Excel BI - PowerQuery Challenge 246

excel-challenges
power-query
Deal ID Date Designation Name Mgr GM
Published

March 24, 2026

Illustration for Excel BI - PowerQuery Challenge 246

Challenge Description

Deal ID Date Designation Name Mgr GM

Solutions

library(tidyverse)
library(readxl)

path = "Power Query/PQ_Challenge_246.xlsx"
input = read_excel(path, range = "A1:D14")
test  = read_excel(path, range = "F1:I5")

result = input %>%
  filter(Date == max(Date), .by = `Deal ID`) %>%
  select(-Date) %>%
  pivot_wider(names_from = Designation, values_from = Name, values_fn =  ~ str_c(.x, collapse = ", ")) %>%
  select(`Deal ID`, Mgr, GM, VP)

all.equal(result, test)
#> [1] TRUE
  • Logic:

    • Reads the workbook range needed for the challenge

    • Reshapes the data into the structure required by the result table

    • Uses direct pattern parsing where the workbook encodes logic in text

  • Strengths:

    • The R solution stays close to the workbook logic and keeps the transformation compact.
  • Areas for Improvement:

    • The code assumes the workbook layout and selected ranges remain stable.
  • Gem:

    • The best part of the solution is choosing the right intermediate shape before formatting the final output.
import pandas as pd

path = "PQ_Challenge_246.xlsx"
input = pd.read_excel(path, usecols="A:D", nrows=14)
test = pd.read_excel(path, usecols="F:I", nrows=4).rename(columns=lambda x: x.split('.')[0])

result = input[input['Date'] == input.groupby('Deal ID')['Date'].transform('max')].pivot_table(
    index='Deal ID', columns='Designation', values='Name', aggfunc=', '.join).reset_index()[['Deal ID', 'Mgr', 'GM', 'VP']].rename_axis(None, axis=1)

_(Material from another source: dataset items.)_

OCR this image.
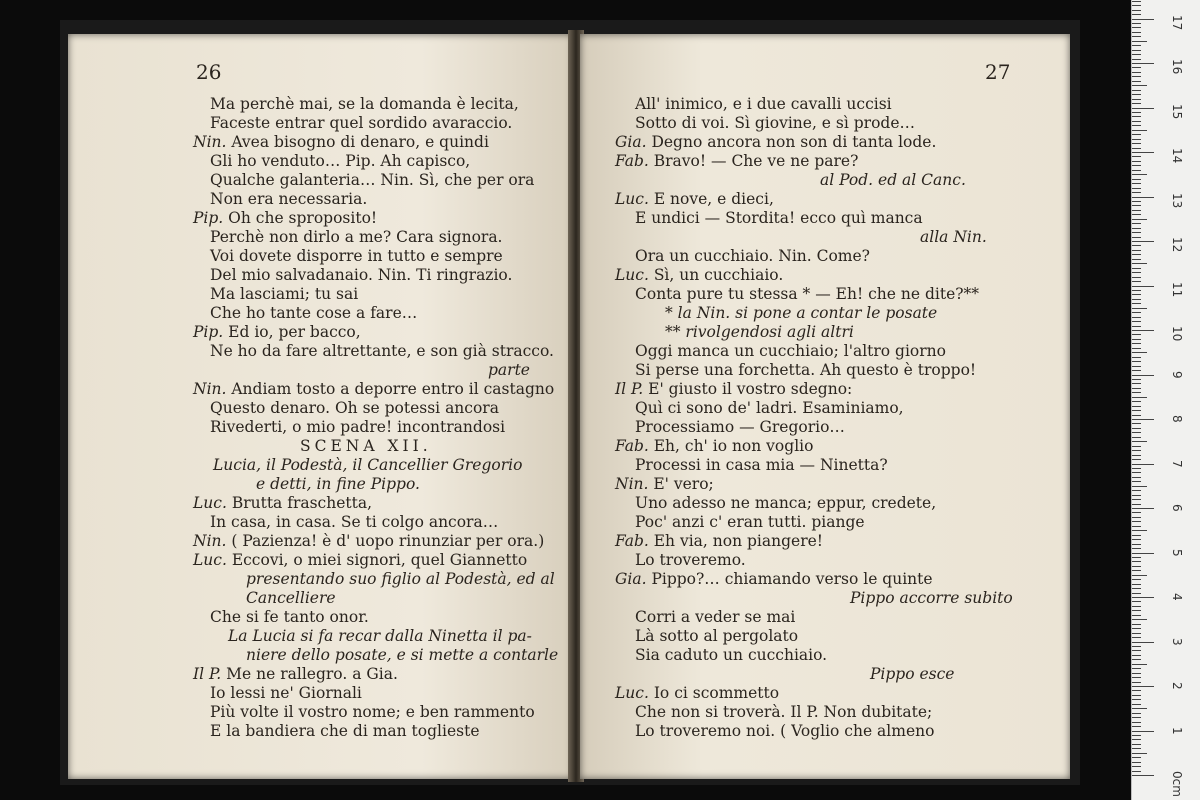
26
Ma perchè mai, se la domanda è lecita,
Faceste entrar quel sordido avaraccio.
Nin. Avea bisogno di denaro, e quindi
Gli ho venduto… Pip. Ah capisco,
Qualche galanteria… Nin. Sì, che per ora
Non era necessaria.
Pip. Oh che sproposito!
Perchè non dirlo a me? Cara signora.
Voi dovete disporre in tutto e sempre
Del mio salvadanaio. Nin. Ti ringrazio.
Ma lasciami; tu sai
Che ho tante cose a fare…
Pip. Ed io, per bacco,
Ne ho da fare altrettante, e son già stracco.
parte
Nin. Andiam tosto a deporre entro il castagno
Questo denaro. Oh se potessi ancora
Rivederti, o mio padre! incontrandosi
SCENA XII.
Lucia, il Podestà, il Cancellier Gregorio
e detti, in fine Pippo.
Luc. Brutta fraschetta,
In casa, in casa. Se ti colgo ancora…
Nin. ( Pazienza! è d' uopo rinunziar per ora.)
Luc. Eccovi, o miei signori, quel Giannetto
presentando suo figlio al Podestà, ed al
Cancelliere
Che si fe tanto onor.
La Lucia si fa recar dalla Ninetta il pa-
niere dello posate, e si mette a contarle
Il P. Me ne rallegro. a Gia.
Io lessi ne' Giornali
Più volte il vostro nome; e ben rammento
E la bandiera che di man toglieste
27
All' inimico, e i due cavalli uccisi
Sotto di voi. Sì giovine, e sì prode…
Gia. Degno ancora non son di tanta lode.
Fab. Bravo! — Che ve ne pare?
al Pod. ed al Canc.
Luc. E nove, e dieci,
E undici — Stordita! ecco quì manca
alla Nin.
Ora un cucchiaio. Nin. Come?
Luc. Sì, un cucchiaio.
Conta pure tu stessa * — Eh! che ne dite?**
* la Nin. si pone a contar le posate
** rivolgendosi agli altri
Oggi manca un cucchiaio; l'altro giorno
Si perse una forchetta. Ah questo è troppo!
Il P. E' giusto il vostro sdegno:
Quì ci sono de' ladri. Esaminiamo,
Processiamo — Gregorio…
Fab. Eh, ch' io non voglio
Processi in casa mia — Ninetta?
Nin. E' vero;
Uno adesso ne manca; eppur, credete,
Poc' anzi c' eran tutti. piange
Fab. Eh via, non piangere!
Lo troveremo.
Gia. Pippo?… chiamando verso le quinte
Pippo accorre subito
Corri a veder se mai
Là sotto al pergolato
Sia caduto un cucchiaio.
Pippo esce
Luc. Io ci scommetto
Che non si troverà. Il P. Non dubitate;
Lo troveremo noi. ( Voglio che almeno
0cm
1
2
3
4
5
6
7
8
9
10
11
12
13
14
15
16
17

print(result.equals(test)) # True
  • Logic:

    • Reads the workbook range needed for the challenge

    • Reshapes the data into the structure required by the result table

    • Aggregates or ranks values at the relevant grouping level

  • Strengths:

    • The Python version follows the same workbook rule in a direct pandas-oriented implementation.
  • Areas for Improvement:

    • As with the R version, any workbook layout change would require small adjustments.
  • Gem:

    • The implementation stays close to the source challenge instead of adding unnecessary abstraction.

Difficulty Level

This task is moderate:

  • It combines reshaping, grouping, or parsing steps that are common in Power Query style problems.

  • The main challenge is reproducing the workbook output structure exactly.